Narrativas breves

Série metamorfoseando o dia a dia – 2. Cotidiano: eu e tudo de novo


Por: Cristina Vergnano

Água de coco. Espreguiçadeira. Cheiro gostoso de verde. Frescor que abraça. O quê? Quem? Ah, maldito despertador. Roubou as férias que eu desejava tanto. Mas já tá na hora? De novo. Tudo de novo. Tudo sempre de novo. Tic-tac. O sono, o cansaço, o desejo de cama. Precisar sair da cama. Tic-tac. Maldito despertador. Levanta, corpo, levanta. Tic-tac. Banheiro. Como era mesmo o filme? Ah, All that jazz! O homem acabado diante do espelho. Eu acabada diante do espelho. A vontade de esquecimento. Tic-tac. Tic-tac. Aqui estou eu na cozinha. Tá tudo uma zona. Que vontade de sair correndo. Dane-se. Arrumo quando der. Comer algo. Tenho de comer algo, a hora tá passando. Tic-tac. Tenho hora. Não, não é isso. A hora me tem. Eu mesma não tenho nada. Tic-tac. Banheiro de novo. Espelho. Cara amassada. Escova de dentes. Roupa da yoga. Bolsa com roupa do trabalho. Eu presa naquela brincadeira sem graça dos tempos de criança: Grapete e Repete foram à feira. Grapete voltou. Quem foi que ficou? Repete. Grapete e Repete foram à feira. Grapete… Repete. Grapete e Repete foram… Repete. Grapete e Repete… RE-PE-TEEEE!!! Saio. Sempre saio, não tem jeito. Mas voltei. Esqueci a droga da máscara. Saio novamente. A yoga.

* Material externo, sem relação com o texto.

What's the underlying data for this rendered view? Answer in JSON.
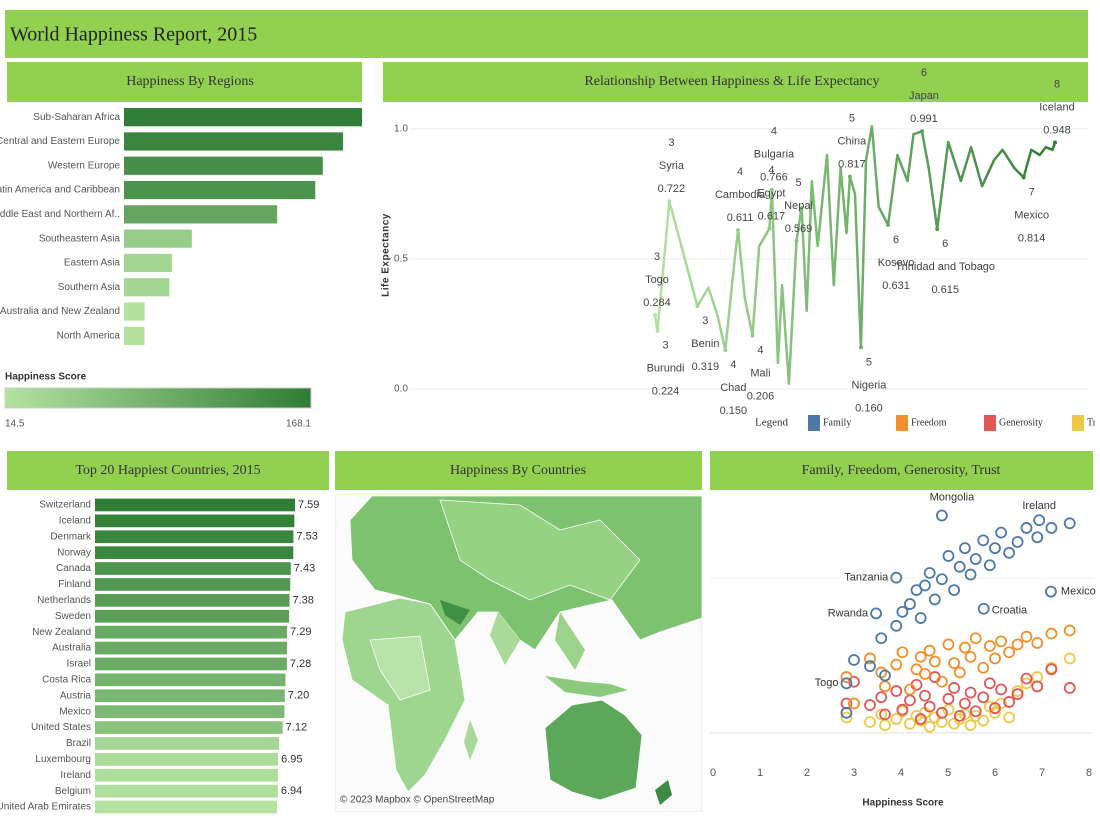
{
  "title": "World Happiness Report, 2015",
  "chart_data": [
    {
      "type": "hbar",
      "title": "Happiness By Regions",
      "categories": [
        "Sub-Saharan Africa",
        "Central and Eastern Europe",
        "Western Europe",
        "Latin America and Caribbean",
        "Middle East and Northern Af..",
        "Southeastern Asia",
        "Eastern Asia",
        "Southern Asia",
        "Australia and New Zealand",
        "North America"
      ],
      "values": [
        168.1,
        154.7,
        140.4,
        135.1,
        108.2,
        47.9,
        33.8,
        32.1,
        14.6,
        14.5
      ],
      "color_legend": {
        "title": "Happiness Score",
        "min": 14.5,
        "max": 168.1,
        "colors": [
          "#b4e3a0",
          "#2f7d36"
        ]
      }
    },
    {
      "type": "line",
      "title": "Relationship Between Happiness & Life Expectancy",
      "y_label": "Life Expectancy",
      "ylim": [
        -0.05,
        1.05
      ],
      "yticks": [
        {
          "value": 0,
          "label": "0.0"
        },
        {
          "value": 0.5,
          "label": "0.5"
        },
        {
          "value": 1,
          "label": "1.0"
        }
      ],
      "grid": true,
      "color_range": [
        "#b4e3a0",
        "#2f7d36"
      ],
      "x": [
        2.84,
        2.87,
        3.01,
        3.34,
        3.47,
        3.58,
        3.67,
        3.78,
        3.82,
        3.9,
        3.99,
        4.07,
        4.19,
        4.22,
        4.29,
        4.34,
        4.42,
        4.51,
        4.57,
        4.63,
        4.69,
        4.76,
        4.87,
        4.95,
        5.03,
        5.1,
        5.14,
        5.2,
        5.27,
        5.33,
        5.4,
        5.48,
        5.59,
        5.7,
        5.82,
        5.89,
        5.99,
        6.07,
        6.17,
        6.3,
        6.45,
        6.57,
        6.7,
        6.84,
        6.94,
        7.08,
        7.19,
        7.28,
        7.38,
        7.45,
        7.53,
        7.56
      ],
      "values": [
        0.284,
        0.224,
        0.722,
        0.319,
        0.39,
        0.28,
        0.15,
        0.5,
        0.611,
        0.35,
        0.206,
        0.55,
        0.617,
        0.766,
        0.1,
        0.4,
        0.02,
        0.569,
        0.7,
        0.3,
        0.8,
        0.55,
        0.9,
        0.4,
        0.85,
        0.6,
        0.817,
        0.75,
        0.16,
        0.88,
        1.01,
        0.7,
        0.631,
        0.9,
        0.8,
        0.98,
        0.991,
        0.85,
        0.615,
        0.95,
        0.8,
        0.93,
        0.78,
        0.88,
        0.92,
        0.85,
        0.814,
        0.92,
        0.9,
        0.93,
        0.92,
        0.948
      ],
      "annotations": [
        {
          "rank": 3,
          "label": "Togo",
          "x": 2.84,
          "value": 0.284
        },
        {
          "rank": 3,
          "label": "Burundi",
          "x": 2.87,
          "value": 0.224
        },
        {
          "rank": 3,
          "label": "Syria",
          "x": 3.01,
          "value": 0.722
        },
        {
          "rank": 3,
          "label": "Benin",
          "x": 3.34,
          "value": 0.319
        },
        {
          "rank": 4,
          "label": "Chad",
          "x": 3.67,
          "value": 0.15,
          "value_label": "0.150"
        },
        {
          "rank": 4,
          "label": "Cambodia",
          "x": 3.82,
          "value": 0.611
        },
        {
          "rank": 4,
          "label": "Mali",
          "x": 3.99,
          "value": 0.206
        },
        {
          "rank": 4,
          "label": "Egypt",
          "x": 4.19,
          "value": 0.617
        },
        {
          "rank": 4,
          "label": "Bulgaria",
          "x": 4.22,
          "value": 0.766
        },
        {
          "rank": 5,
          "label": "Nepal",
          "x": 4.51,
          "value": 0.569
        },
        {
          "rank": 5,
          "label": "China",
          "x": 5.14,
          "value": 0.817
        },
        {
          "rank": 5,
          "label": "Nigeria",
          "x": 5.27,
          "value": 0.16,
          "value_label": "0.160"
        },
        {
          "rank": 6,
          "label": "Kosovo",
          "x": 5.59,
          "value": 0.631
        },
        {
          "rank": 6,
          "label": "Japan",
          "x": 5.99,
          "value": 0.991
        },
        {
          "rank": 6,
          "label": "Trinidad and Tobago",
          "x": 6.17,
          "value": 0.615
        },
        {
          "rank": 7,
          "label": "Mexico",
          "x": 7.19,
          "value": 0.814
        },
        {
          "rank": 8,
          "label": "Iceland",
          "x": 7.56,
          "value": 0.948
        }
      ]
    },
    {
      "type": "hbar",
      "title": "Top 20 Happiest Countries, 2015",
      "categories": [
        "Switzerland",
        "Iceland",
        "Denmark",
        "Norway",
        "Canada",
        "Finland",
        "Netherlands",
        "Sweden",
        "New Zealand",
        "Australia",
        "Israel",
        "Costa Rica",
        "Austria",
        "Mexico",
        "United States",
        "Brazil",
        "Luxembourg",
        "Ireland",
        "Belgium",
        "United Arab Emirates"
      ],
      "values": [
        7.587,
        7.561,
        7.527,
        7.522,
        7.427,
        7.406,
        7.378,
        7.364,
        7.286,
        7.284,
        7.278,
        7.226,
        7.2,
        7.187,
        7.119,
        6.983,
        6.946,
        6.94,
        6.937,
        6.901
      ],
      "value_labels": [
        "7.59",
        null,
        "7.53",
        null,
        "7.43",
        null,
        "7.38",
        null,
        "7.29",
        null,
        "7.28",
        null,
        "7.20",
        null,
        "7.12",
        null,
        "6.95",
        null,
        "6.94",
        null
      ],
      "color_range": [
        "#b4e3a0",
        "#2f7d36"
      ]
    },
    {
      "type": "map",
      "title": "Happiness By Countries",
      "attribution": "© 2023 Mapbox © OpenStreetMap"
    },
    {
      "type": "scatter",
      "title": "Family, Freedom, Generosity, Trust",
      "legend_title": "Legend",
      "x_label": "Happiness Score",
      "xlim": [
        0,
        8
      ],
      "xticks": [
        0,
        1,
        2,
        3,
        4,
        5,
        6,
        7,
        8
      ],
      "ylim": [
        0,
        1.5
      ],
      "x": [
        2.84,
        3.0,
        3.34,
        3.58,
        3.66,
        3.9,
        4.03,
        4.19,
        4.33,
        4.42,
        4.51,
        4.61,
        4.72,
        4.87,
        5.01,
        5.13,
        5.25,
        5.36,
        5.48,
        5.59,
        5.75,
        5.89,
        6.0,
        6.13,
        6.3,
        6.48,
        6.67,
        6.9,
        7.2,
        7.59
      ],
      "series": [
        {
          "name": "Family",
          "color": "#4e79a7",
          "values": [
            0.13,
            0.47,
            0.43,
            0.61,
            0.37,
            0.69,
            0.78,
            0.83,
            0.92,
            0.74,
            0.95,
            1.03,
            0.86,
            0.99,
            1.14,
            0.92,
            1.07,
            1.19,
            1.02,
            1.12,
            1.24,
            1.08,
            1.19,
            1.29,
            1.16,
            1.23,
            1.32,
            1.26,
            1.32,
            1.35
          ]
        },
        {
          "name": "Freedom",
          "color": "#f28e2b",
          "values": [
            0.36,
            0.19,
            0.48,
            0.39,
            0.3,
            0.44,
            0.52,
            0.28,
            0.41,
            0.49,
            0.38,
            0.53,
            0.46,
            0.33,
            0.57,
            0.45,
            0.39,
            0.55,
            0.49,
            0.61,
            0.42,
            0.56,
            0.48,
            0.59,
            0.52,
            0.57,
            0.62,
            0.58,
            0.64,
            0.66
          ]
        },
        {
          "name": "Generosity",
          "color": "#e15759",
          "values": [
            0.19,
            0.33,
            0.18,
            0.23,
            0.12,
            0.27,
            0.15,
            0.21,
            0.31,
            0.09,
            0.24,
            0.17,
            0.36,
            0.13,
            0.22,
            0.29,
            0.11,
            0.19,
            0.26,
            0.14,
            0.23,
            0.32,
            0.16,
            0.28,
            0.2,
            0.25,
            0.35,
            0.3,
            0.41,
            0.29
          ]
        },
        {
          "name": "Trust",
          "color": "#edc948",
          "values": [
            0.1,
            0.19,
            0.07,
            0.12,
            0.05,
            0.09,
            0.14,
            0.06,
            0.11,
            0.08,
            0.13,
            0.04,
            0.1,
            0.07,
            0.15,
            0.06,
            0.09,
            0.12,
            0.05,
            0.11,
            0.08,
            0.17,
            0.13,
            0.19,
            0.1,
            0.27,
            0.32,
            0.36,
            0.42,
            0.48
          ]
        }
      ],
      "annotations": [
        {
          "label": "Ireland",
          "x": 6.94,
          "y": 1.37
        },
        {
          "label": "Mongolia",
          "x": 4.87,
          "y": 1.4
        },
        {
          "label": "Tanzania",
          "x": 3.9,
          "y": 1.0
        },
        {
          "label": "Mexico",
          "x": 7.19,
          "y": 0.91
        },
        {
          "label": "Rwanda",
          "x": 3.47,
          "y": 0.77
        },
        {
          "label": "Croatia",
          "x": 5.76,
          "y": 0.8
        },
        {
          "label": "Togo",
          "x": 2.84,
          "y": 0.32
        }
      ]
    }
  ]
}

Corpo são em mente nem tão sã assim. Quem não se cuida é relaxada. Repete aí: re-la-xa-da. Troca de máscara: suada não funciona. Trabalho. O trabalho enobrece. A quem? Nunca fui recebida pela Rainha Elizabeth. E olha que, a essas alturas, já devo ser nobre. Almoço. Pros diabos a forma. Yakisoba, porque eu mereço algum prazer nessa vida. Outra máscara. Haja grana pra tantas por dia. Trabalho de novo. Tic-tac. Tá acabando o dia. Só que ainda falta o mercado, as compras bem podiam chegar lá em casa sozinhas, ia ser o máximo, pra variar. E mais essa agora. Trabalho enobrecedor nem dá pra comprar um carro ou ao menos pagar um Uber, sofre, infeliz, no buzum nosso de cada dia, eu troquei a máscara, nem sei pra quê, tem tanta gente sem, azar se ficarem doentes. Eu, não, mas podia, só pra mudar alguma coisa nesse tédio. Podia mesmo? Tá doido! Cheguei. Cansada demais pra fazer qualquer coisa diferente de um banho. Como algum treco. Durmo largada na cama. A tevê ligada. Água de coco. Espreguiçadeira. Cheiro gostoso de verde. Frescor que me envolve e abraça.